Prezenterka Polsatu i ślubna ekspertka wyznała w rozmowie z autorkami podcastu, że pragnienie macierzyństwa pojawiło się w jej życiu stosunkowo późno, głównie za sprawą męża. Nie sądziła jednak, że starania o dziecko okażą się trudniejsze niż zakładała.
Iza Janochowska już zaplanowała przyszłość synka
- Z tego nie chcę, nie chcę nagle chciałam, chciałam być w ciąży. A okazało się, że to nie jest wcale takie łatwe. W momencie, gdy zaczynasz się starać, przez jakiś czas ci nie idzie i nagle jest! No to wtedy jest mega radość i sukces. Tak więc ja byłam zachwycona, na maksa, i to nie raz… Niestety, najpierw przeżyłam trochę zachwytu, a potem smutku - wyznała Janachowska w podcaście, przyznając, że w przeszłości straciła ciążę około 10 tygodnia. Opisała, jak boleśnie to przeżyła i jak bardzo obarczała winą siebie za to niepowodzenie.

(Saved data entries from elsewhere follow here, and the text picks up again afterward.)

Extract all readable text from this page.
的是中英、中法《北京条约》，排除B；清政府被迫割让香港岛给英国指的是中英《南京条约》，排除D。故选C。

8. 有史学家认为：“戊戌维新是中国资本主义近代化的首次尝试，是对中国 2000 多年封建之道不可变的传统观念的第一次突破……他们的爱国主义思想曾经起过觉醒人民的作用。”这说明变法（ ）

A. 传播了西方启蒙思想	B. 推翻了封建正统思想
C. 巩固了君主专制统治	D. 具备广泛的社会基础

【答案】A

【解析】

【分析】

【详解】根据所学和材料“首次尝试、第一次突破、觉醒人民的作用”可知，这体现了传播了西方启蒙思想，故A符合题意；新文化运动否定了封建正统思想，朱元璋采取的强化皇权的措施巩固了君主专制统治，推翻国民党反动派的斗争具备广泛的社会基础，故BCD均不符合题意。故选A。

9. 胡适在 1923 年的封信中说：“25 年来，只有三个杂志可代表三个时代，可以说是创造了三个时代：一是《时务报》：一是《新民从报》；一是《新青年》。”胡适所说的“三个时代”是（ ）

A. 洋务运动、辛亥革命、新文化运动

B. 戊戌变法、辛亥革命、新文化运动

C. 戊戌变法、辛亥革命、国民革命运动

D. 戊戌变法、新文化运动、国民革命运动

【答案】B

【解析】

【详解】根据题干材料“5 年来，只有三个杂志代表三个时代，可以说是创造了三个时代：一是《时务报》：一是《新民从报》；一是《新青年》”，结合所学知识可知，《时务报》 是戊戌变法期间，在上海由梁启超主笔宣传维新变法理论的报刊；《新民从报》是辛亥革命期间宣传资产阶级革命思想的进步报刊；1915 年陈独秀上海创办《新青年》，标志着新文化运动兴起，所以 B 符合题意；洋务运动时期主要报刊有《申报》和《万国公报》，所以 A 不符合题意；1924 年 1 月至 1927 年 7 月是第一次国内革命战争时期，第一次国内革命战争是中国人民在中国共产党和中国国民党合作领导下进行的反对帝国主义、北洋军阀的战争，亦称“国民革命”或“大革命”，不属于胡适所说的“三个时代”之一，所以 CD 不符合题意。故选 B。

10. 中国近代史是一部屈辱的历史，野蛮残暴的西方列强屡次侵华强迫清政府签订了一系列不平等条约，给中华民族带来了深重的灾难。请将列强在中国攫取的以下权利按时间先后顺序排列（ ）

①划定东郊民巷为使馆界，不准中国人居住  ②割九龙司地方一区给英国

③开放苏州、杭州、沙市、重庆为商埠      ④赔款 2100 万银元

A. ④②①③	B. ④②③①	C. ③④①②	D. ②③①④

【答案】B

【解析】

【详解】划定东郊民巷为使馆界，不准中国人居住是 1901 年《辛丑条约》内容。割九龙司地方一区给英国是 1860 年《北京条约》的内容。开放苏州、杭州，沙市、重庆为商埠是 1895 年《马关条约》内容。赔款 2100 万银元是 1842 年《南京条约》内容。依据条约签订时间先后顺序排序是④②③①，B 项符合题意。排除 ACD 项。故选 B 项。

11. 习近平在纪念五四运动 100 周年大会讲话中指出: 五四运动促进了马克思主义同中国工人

- To, co sama przeżyłam, było dosyć traumatyczne… Nie mogłam uwierzyć, że mi nie wyszło. Uznałam to za swoją osobistą porażkę. Byłam oszołomiona i długo nie mogłam dojść do siebie - mówiła Janachowska, podkreślając jednocześnie, że jest wdzięczna za to, że do poronienia doszło tak wcześnie. Jak stwierdziła: "sytuacje na etapie późniejszego utracenia ciąży, są dla mnie absolutnie niewyobrażalne".
Doświadczenie straty sprawiło, że przy kolejnej ciąży Izabela Janachowska długo czekała, by podzielić się szczęśliwą nowiną z bliskimi, a później także z opinią publiczną. Ta ostatnia dowiedziała się o ciąży tancerki dopiero w siódmym miesiącu ciąży.